Ney Latorraca caracterizado como o vampiro Vlad, Conde Vladymir Polanski. Foto: Nelson Di Rago
Por Helder Moraes Miranda, editor do portal Resenhando.com.
“Para sobreviver, eu preciso representar. Trabalhando é que eu sobrevivo”, declarou Ney Latorraca, falecido aos 80 anos, em 26 de dezembro de 2024, em uma das muitas entrevistas que concedeu. Não é exagero dizer que ele foi um dos maiores atores brasileiros de todos os tempos. A extensa trajetória na televisão, no teatro e no cinema deixou um legado que marcou gerações e consolidou o lugar dele no coração do público. O artista estava internado Clínica São Vicente, no Rio de Janeiro, desde o último dia 20 de dezembro. Ele foi diagnosticado com câncer de próstata em 2019 e deixa o marido, o ator Edi Botelho, com quem era casado há 30 anos.

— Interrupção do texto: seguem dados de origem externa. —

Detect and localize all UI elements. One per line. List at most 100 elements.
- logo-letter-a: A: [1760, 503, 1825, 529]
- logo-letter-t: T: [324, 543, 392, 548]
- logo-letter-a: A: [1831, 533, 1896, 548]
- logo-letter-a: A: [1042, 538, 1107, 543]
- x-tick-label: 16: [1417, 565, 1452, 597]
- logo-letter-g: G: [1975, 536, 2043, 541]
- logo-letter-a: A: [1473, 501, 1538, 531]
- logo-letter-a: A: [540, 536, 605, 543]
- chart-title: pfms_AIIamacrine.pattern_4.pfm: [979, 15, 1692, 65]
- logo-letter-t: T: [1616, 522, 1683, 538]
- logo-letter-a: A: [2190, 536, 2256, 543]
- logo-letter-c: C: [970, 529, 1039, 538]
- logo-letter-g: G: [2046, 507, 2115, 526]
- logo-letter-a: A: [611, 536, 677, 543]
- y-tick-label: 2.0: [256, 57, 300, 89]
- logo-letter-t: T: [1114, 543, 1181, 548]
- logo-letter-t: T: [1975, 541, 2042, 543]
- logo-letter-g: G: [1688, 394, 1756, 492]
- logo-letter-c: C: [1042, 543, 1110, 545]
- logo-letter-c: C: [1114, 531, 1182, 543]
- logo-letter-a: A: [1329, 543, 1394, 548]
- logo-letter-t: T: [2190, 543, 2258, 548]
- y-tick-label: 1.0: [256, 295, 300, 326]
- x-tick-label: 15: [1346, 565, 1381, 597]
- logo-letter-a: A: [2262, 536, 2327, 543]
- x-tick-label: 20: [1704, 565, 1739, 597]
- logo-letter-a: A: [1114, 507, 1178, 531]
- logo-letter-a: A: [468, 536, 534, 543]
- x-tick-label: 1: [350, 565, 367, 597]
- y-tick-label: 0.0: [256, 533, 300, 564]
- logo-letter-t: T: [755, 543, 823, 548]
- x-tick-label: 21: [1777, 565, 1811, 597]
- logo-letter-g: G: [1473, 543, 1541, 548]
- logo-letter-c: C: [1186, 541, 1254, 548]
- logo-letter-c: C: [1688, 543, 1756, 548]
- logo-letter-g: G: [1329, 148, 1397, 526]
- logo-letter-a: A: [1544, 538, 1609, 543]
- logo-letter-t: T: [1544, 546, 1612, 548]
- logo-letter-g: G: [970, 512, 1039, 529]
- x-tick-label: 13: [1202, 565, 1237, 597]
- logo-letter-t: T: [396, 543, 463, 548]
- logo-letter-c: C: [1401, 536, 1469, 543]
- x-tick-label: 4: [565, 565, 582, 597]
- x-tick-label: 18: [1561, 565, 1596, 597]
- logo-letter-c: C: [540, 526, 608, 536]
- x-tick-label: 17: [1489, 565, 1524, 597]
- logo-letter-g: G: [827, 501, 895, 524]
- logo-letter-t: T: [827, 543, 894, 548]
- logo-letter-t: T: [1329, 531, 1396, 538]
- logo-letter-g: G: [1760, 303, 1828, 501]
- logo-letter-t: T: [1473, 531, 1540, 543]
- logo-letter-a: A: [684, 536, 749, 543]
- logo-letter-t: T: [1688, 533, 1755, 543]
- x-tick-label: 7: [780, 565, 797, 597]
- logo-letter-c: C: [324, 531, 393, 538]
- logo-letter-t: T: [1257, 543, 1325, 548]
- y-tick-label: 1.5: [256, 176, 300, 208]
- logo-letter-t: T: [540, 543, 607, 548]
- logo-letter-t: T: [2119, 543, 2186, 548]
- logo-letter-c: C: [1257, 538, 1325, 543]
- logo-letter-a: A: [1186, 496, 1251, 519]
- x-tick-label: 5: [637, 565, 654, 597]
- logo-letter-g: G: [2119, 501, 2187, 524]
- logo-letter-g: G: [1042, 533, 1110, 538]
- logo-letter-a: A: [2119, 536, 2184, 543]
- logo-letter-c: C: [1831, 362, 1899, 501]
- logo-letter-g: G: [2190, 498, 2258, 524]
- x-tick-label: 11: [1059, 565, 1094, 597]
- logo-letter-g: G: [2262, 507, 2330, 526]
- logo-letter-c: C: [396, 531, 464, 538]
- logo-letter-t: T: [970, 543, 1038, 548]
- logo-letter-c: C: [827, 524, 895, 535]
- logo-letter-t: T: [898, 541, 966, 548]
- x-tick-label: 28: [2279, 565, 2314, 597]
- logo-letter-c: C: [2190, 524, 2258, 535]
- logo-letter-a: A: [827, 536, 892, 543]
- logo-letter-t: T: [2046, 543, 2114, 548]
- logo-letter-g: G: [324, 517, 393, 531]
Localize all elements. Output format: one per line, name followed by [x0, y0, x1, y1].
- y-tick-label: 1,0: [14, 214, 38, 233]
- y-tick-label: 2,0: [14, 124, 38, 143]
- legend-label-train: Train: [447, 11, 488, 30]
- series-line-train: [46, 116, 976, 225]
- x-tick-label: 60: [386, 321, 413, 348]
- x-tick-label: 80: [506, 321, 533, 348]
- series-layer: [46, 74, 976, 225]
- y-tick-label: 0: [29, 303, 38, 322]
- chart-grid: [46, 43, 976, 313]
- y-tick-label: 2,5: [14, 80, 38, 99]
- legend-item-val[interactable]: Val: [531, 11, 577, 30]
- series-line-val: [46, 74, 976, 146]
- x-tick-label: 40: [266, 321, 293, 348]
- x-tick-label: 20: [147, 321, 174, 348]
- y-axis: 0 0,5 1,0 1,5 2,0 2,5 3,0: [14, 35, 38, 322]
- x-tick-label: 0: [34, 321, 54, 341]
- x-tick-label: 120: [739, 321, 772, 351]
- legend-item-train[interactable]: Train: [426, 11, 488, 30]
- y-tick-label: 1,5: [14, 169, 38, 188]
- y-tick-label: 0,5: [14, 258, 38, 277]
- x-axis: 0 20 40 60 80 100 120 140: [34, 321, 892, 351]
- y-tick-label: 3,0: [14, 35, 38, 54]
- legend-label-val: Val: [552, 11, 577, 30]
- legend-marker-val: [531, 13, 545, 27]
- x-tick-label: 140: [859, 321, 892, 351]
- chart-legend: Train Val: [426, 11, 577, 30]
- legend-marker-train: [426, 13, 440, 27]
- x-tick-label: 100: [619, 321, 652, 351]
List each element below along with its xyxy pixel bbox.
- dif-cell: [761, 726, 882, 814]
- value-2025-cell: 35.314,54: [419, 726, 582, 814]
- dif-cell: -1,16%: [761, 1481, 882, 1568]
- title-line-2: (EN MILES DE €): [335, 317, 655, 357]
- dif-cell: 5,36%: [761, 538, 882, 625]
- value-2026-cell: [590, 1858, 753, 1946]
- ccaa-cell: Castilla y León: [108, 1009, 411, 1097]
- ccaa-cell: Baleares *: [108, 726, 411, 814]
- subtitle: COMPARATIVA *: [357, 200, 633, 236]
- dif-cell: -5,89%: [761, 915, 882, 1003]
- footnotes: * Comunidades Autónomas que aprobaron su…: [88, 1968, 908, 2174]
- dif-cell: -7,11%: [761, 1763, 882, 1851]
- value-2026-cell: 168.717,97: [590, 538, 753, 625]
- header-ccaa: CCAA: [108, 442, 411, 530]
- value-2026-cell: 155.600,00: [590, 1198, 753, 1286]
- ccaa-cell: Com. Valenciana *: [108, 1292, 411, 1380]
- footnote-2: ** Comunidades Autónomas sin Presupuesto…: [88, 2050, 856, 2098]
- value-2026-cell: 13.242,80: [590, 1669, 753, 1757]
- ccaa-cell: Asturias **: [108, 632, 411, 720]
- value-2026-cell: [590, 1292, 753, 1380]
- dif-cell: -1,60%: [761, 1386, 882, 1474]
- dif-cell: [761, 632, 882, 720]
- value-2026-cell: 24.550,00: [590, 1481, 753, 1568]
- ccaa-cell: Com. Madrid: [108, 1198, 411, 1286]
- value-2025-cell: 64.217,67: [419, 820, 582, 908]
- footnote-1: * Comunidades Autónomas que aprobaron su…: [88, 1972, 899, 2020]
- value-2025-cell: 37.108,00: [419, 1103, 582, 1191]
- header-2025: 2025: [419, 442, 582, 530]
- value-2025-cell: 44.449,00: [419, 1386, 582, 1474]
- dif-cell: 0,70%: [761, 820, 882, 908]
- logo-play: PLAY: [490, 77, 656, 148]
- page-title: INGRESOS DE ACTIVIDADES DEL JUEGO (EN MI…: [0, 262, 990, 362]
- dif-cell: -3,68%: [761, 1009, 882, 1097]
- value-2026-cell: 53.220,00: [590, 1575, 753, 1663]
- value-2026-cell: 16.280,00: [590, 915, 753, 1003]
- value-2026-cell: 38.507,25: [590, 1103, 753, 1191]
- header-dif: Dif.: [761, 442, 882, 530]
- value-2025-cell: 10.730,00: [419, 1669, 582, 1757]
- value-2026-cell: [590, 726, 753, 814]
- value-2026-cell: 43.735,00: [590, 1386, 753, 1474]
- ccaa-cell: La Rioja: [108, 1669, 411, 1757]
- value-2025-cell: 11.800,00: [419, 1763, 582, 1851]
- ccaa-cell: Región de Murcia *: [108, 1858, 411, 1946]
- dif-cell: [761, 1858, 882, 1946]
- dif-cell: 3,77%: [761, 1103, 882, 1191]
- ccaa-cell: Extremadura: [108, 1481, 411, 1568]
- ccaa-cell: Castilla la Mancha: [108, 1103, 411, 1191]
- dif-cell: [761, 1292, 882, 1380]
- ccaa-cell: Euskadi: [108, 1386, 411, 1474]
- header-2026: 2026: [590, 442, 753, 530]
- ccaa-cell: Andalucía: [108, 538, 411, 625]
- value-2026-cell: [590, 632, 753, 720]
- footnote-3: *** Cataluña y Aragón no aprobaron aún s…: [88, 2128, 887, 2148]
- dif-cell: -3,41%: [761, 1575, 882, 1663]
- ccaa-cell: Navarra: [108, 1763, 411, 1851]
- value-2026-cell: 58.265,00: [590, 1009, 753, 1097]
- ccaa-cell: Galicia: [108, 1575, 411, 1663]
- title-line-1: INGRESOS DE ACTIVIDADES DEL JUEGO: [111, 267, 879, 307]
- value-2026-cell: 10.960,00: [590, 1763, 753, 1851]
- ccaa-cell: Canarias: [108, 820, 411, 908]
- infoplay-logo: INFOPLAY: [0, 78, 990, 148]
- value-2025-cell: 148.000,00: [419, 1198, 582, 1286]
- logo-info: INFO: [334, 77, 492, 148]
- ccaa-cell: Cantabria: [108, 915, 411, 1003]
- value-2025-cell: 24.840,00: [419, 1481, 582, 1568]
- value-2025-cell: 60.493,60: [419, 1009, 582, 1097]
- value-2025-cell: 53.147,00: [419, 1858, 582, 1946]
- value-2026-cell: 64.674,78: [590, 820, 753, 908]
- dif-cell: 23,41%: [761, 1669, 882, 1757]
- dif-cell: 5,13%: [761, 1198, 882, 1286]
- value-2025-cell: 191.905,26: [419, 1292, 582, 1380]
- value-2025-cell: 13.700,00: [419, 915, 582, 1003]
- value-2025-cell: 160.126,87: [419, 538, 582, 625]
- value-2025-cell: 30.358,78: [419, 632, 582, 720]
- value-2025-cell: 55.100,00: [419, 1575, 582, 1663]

Desde cedo, demonstrou talento e paixão pelas artes. Filho de pais artistas, iniciou a trajetória artística ainda na infância, com participações na Rádio Record aos seis anos. Antonio Ney Latorraca nasceu em Santos, no dia 25 de julho de 1944. Filho de pais artistas - um crooner e uma corista - teve como padrinho de batismo o ator Grande Otelo e costumava dizer que “o ator já nasce ator”. Os pais dele trabalhavam em cassinos, até que o jogo foi proibido no país. Atuou no teatro estudantil e, aos 19 anos, passou no primeiro teste que fez para “Pluft, o Fantasminha”, de Maria Clara Machado. Teve sua primeira oportunidade profissional ao ser aprovado para o elenco da peça “Reportagem de Um Tempo Mau”, em 1965. Logo após a estreia no Teatro Arena, o governo militar proibiu o espetáculo e prendeu o elenco.
Obrigado a voltar para Santos, Ney Latorraca se dedicou ao estudo de artes cênicas. Entrou para o Teatro da Faculdade de Filosofia de Santos (TEFF). No ano seguinte, ingressava na Escola de Arte Dramática da USP (EAD). Primeiro aluno da turma, formou-se com nota dez em drama e comédia, apadrinhado por Marília Pêra. Enquanto estudava, Ney morava em pensão e trabalhava durante o dia. Durante esta época, foi bancário, balconista, gerente de loja de roupas e vendedor de joias. Ainda em 1969, encenou "O Balcão", de Jean Genet, dirigido por Victor Garcia. No ano seguinte, apresentou-se no musical "Hair".
Ney Latorraca estreou na televisão como figurante na TV Tupi e o primeiro papel de destaque foi na novela "Beto Rockfeller" (1968). A estreia na Globo aconteceu em 1975, em outro folhetim, “Escalada”, em que fez par romântico com Nathalia Timberg e deu o que falar a partir da história do romance entre uma mulher 15 anos mais velha que enfrentou muitas barreiras no Brasil daquela época. Polêmico, esse trabalho iniciou a trajetória de 50 anos de trabalho na emissora.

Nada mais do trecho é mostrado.